Natürlich ist die "Mario Kart"-Serie seit über 20 Jahren am besten mit mehreren vor einem Bildschirm, aber das gilt praktisch für jedes Spiel und daher hätte ich gerne auch von "Mario Kart 8" einen Singleplayermodus, der sich wesentlich von dem Multiplayermodus unterscheidet. Scheiße was, ich darf vier Strecken hintereinander fahren und dann beginnt das Spiel von vorne. Das ist so unglaublich arm, dass weniger gar nicht mehr vorstellbar ist. Wäre es so unendlich schwer gewesen, eine Karriere basierend auf einer Mindestplazierung zusammenzustricken und zwischendurch die Mariocharaktere durch die Boxengassen zu jagen?

Da passt es dann nur zu gut, dass man mit der Zeit durch das Aufsammeln von Münzen verschiedene Karts, Reifen und Gleitschirme freischaltet, die die Geschwindigkeit, die Beschleunigung, das Gewicht, das Handling und die Haftung des Karts verändern, aber nicht einmal in der integrierte elektronische Anleitung verraten wird, was ich denn überhaupt im einzelnen unter diesen Parametern zu verstehen habe. Ich habe mir jedenfalls nicht vorgestellt, dass mich eine hohe Haftung schneller durch Schlamm fahren lässt.

Düdel, düdel, juppie!!!

Wenn "Mario Kart 8" startet, werden sechs Menüpunkte angezeigt. Keiner davon heißt Optionen, so dass man das Gedüdel auch während der Rennen in voller Lautstärke bis zum St. Nimmerleinstag hören darf. Wessen Geschmack Nintendo trifft, hat vielleicht Glück. Ich habe jedenfalls Pech, denn ich habe Musik während Rennen noch nie gemocht und fühle mich daher nicht schlecht bevormundet. Da spielt es schon fast keine Rolle mehr, dass die Charaktere quieken, als wenn man ein Schwein tritt, und die anderen Geräusche allesamt aus der Steinzeit der Videospiele zu stammen scheinen.

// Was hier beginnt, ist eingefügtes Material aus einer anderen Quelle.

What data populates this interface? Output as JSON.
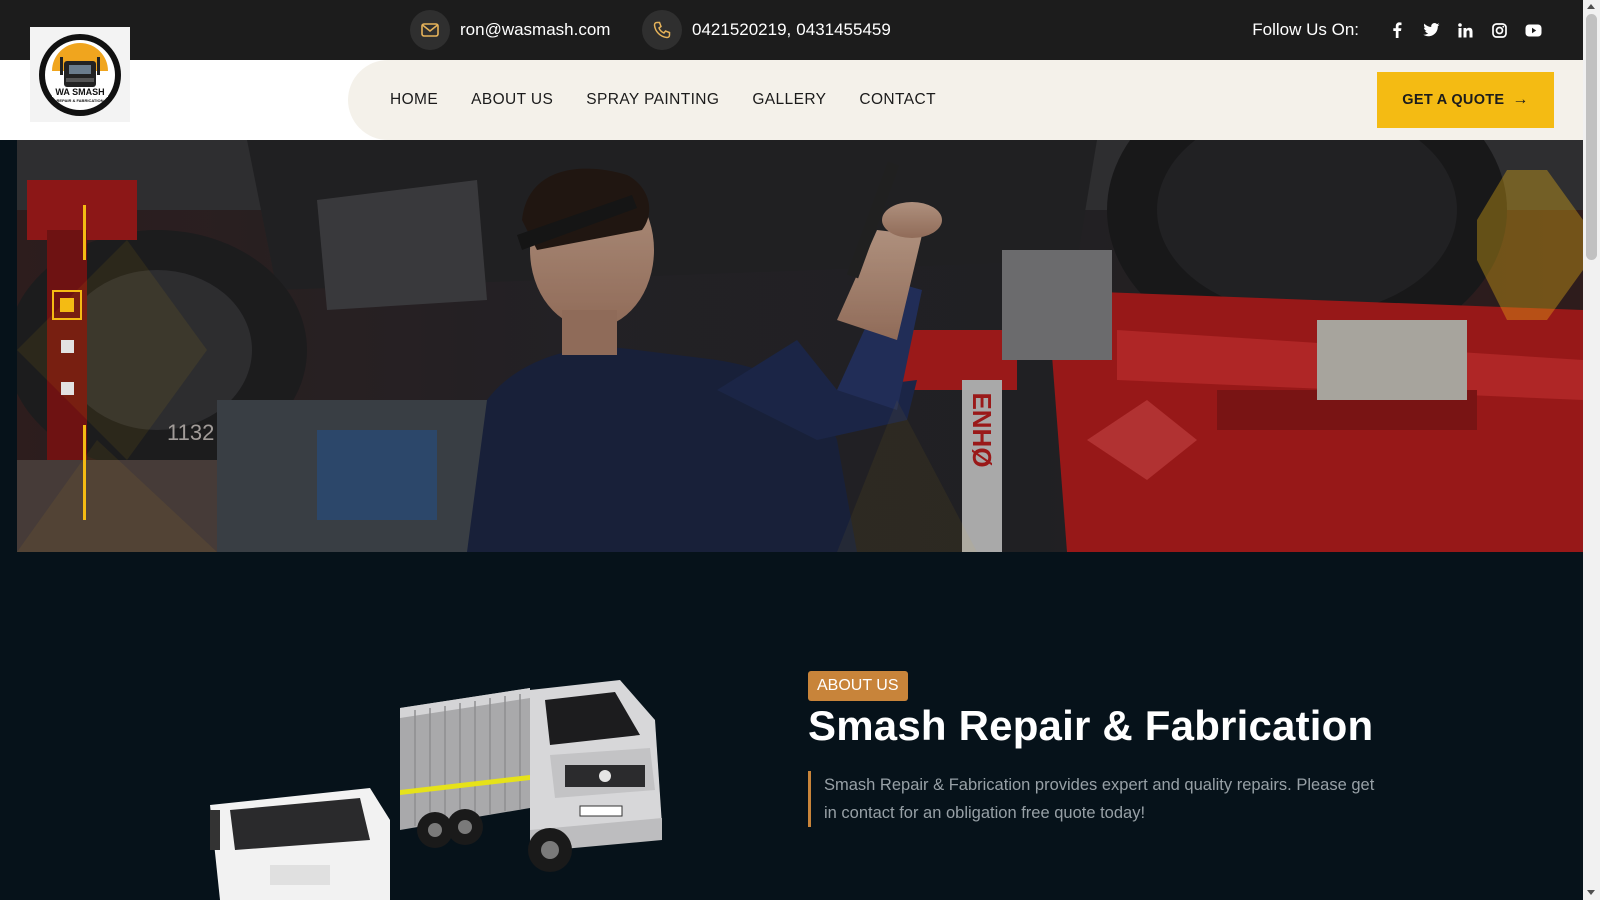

Wenigstens funktioniert die Online Multiplayerlobby ganz anders als etwa der Witz in "Gran Turismo 6" (2013) absolut reibungslos. Im Schnitt ist man innerhalb einer Minute im ersten Rennen und von da an beträgt die Wartezeit sogar nur noch 30 Sekunden bis zum nächsten Rennen. Zwar ist der Einfluss des Einzelnen darauf minimal, welche Strecke gegen wen gefahren wird, da die Auswahl einer Kette von Zufällen unterliegt, und keiner weiß, wozu die Wertungszahl gut ist, aber dies ist bei "Mario Kart 8" auch nicht annähernd so wichtig wie in anderen Rennspielen.

Fazit:

Meine größte Befürchtung ist wahr geworden: "Mario Kart 8" ist fast eine 1:1 Kopie von "Mario Kart 7", das wiederum eine Kopie von "Mario Kart Wii" war, das eine Kopie von "Mario Kart DS" war. Es gibt sicherlich Leute, die genau das wollen, aber ich gehöre nicht dazu. Ich habe "Mario Kart 7" auf meinem 2DS Handheld etwa fünf Stunden gern gespielt, aber ein im Wesentlichen identisches "Mario Kart 8" auf einer deutlich leistungsfähigeren Konsole muss ich absolut nicht haben.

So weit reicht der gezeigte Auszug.